In anticipation of the hit to their profit margins, credit card companies went on the defense, increasing rates and lowering credit limits for even the most loyal and responsible consumers. Billshrink is a free online service that makes recommendations to help people save money. It compiles regional data when analyzing its clients’ requests and financial situations, and found that Atlanta residents are overpaying $3,430 a year on their credit card bills.
The San Francisco-based company came up with that figure by comparing its recommendations for other cards to the cards currently carried by customers seeking the company’s assistance. From January to July 2009, Billshrink reviewed 150 credit cards nationally. What it found is alarming:
Issuers that have changed their rates the least include American Express and Bank of America; Issuers that have increased rates the most are Capitol One, US Bank, Discover and Citi.
According to Billshrink, Capitol One has increased purchase and balance transfer rates 50 percent; US Bank 33 percent; Discover 30 percent and Citi 27 percent.
That has sent card holders scurrying for better rates.
“The trend is in greater curiosity,” Satyavolu said. “We are seeing an uptick in credit card applications. People who have bad credit are finding it harder; people with good credit are looking for better offers. There’s an increased awareness and more people are looking.”
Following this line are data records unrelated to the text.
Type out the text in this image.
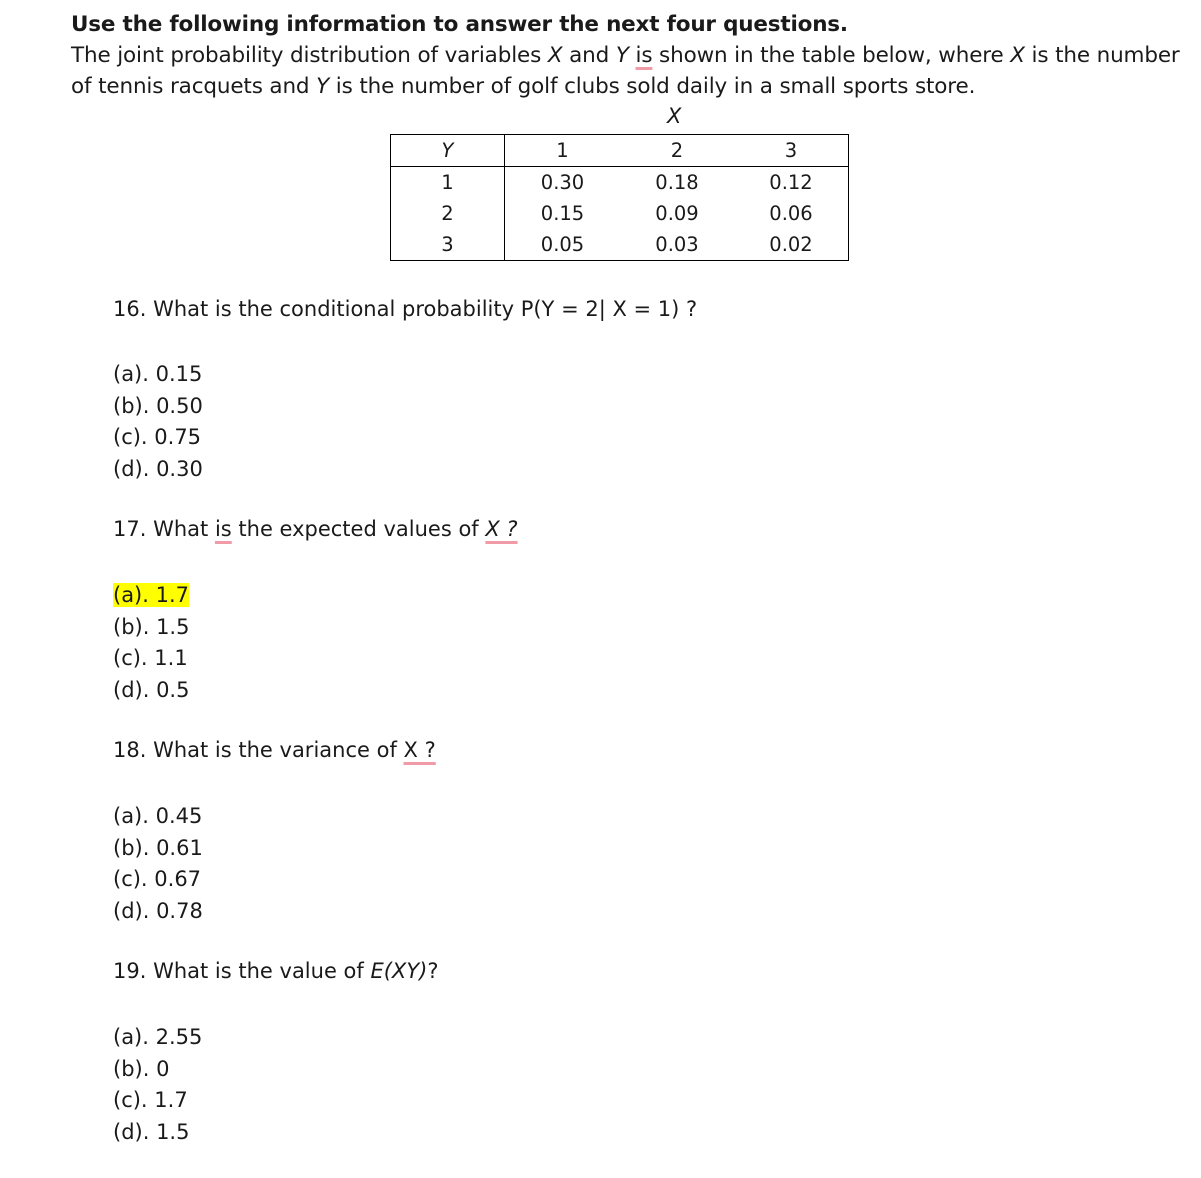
Use the following information to answer the next four questions.
The joint probability distribution of variables X and Y is shown in the table below, where X is the number of tennis racquets and Y is the number of golf clubs sold daily in a small sports store.
X
Y	1	2	3
1	0.30	0.18	0.12
2	0.15	0.09	0.06
3	0.05	0.03	0.02
16. What is the conditional probability P(Y = 2| X = 1) ?
(a). 0.15
(b). 0.50
(c). 0.75
(d). 0.30
17. What is the expected values of X ?
(a). 1.7
(b). 1.5
(c). 1.1
(d). 0.5
18. What is the variance of X ?
(a). 0.45
(b). 0.61
(c). 0.67
(d). 0.78
19. What is the value of E(XY)?
(a). 2.55
(b). 0
(c). 1.7
(d). 1.5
It’s imperative to be smart in the process. Satyavolu makes these suggestions:
Read your mail: “Card companies have made these products so complicated,” he said. “You need to look more closely at the rates. Some may treat you better than others based on your profile. Small changes in penalties or rates can translate into a lot of savings. And don’t just look at it once, but on a regular basis.”
Explore your options in one sitting: “You should do all your credit card [options] shopping at one time. From the perspective of your credit score, you are treated more favorably if you do it all at once rather than doing it over time.”
Don’t go for gimmicks: “Realize you should not go after the card offer you receive in the mail or the offer for the free T-shirt from the guy at the airport. These offers are designed to make card companies a lot of money. There are other cards out there that will get you the best deal. Make sure you’re going out and finding the right card for you, instead of taking what they give you. There’s usually a reason they are sending it to to you. They are trying to make money.”
Re-evaluate: Just because your card has served you well over the past year or so, doesn’t mean it’s still the best offer. “The entire marketplace has changed,” he said. Make sure you are keeping a close eye on your statements and reading your mail.
Are you looking for a new credit card company? Are you finding the process simple, difficult or confusing? Will the Credit CARD Act help you?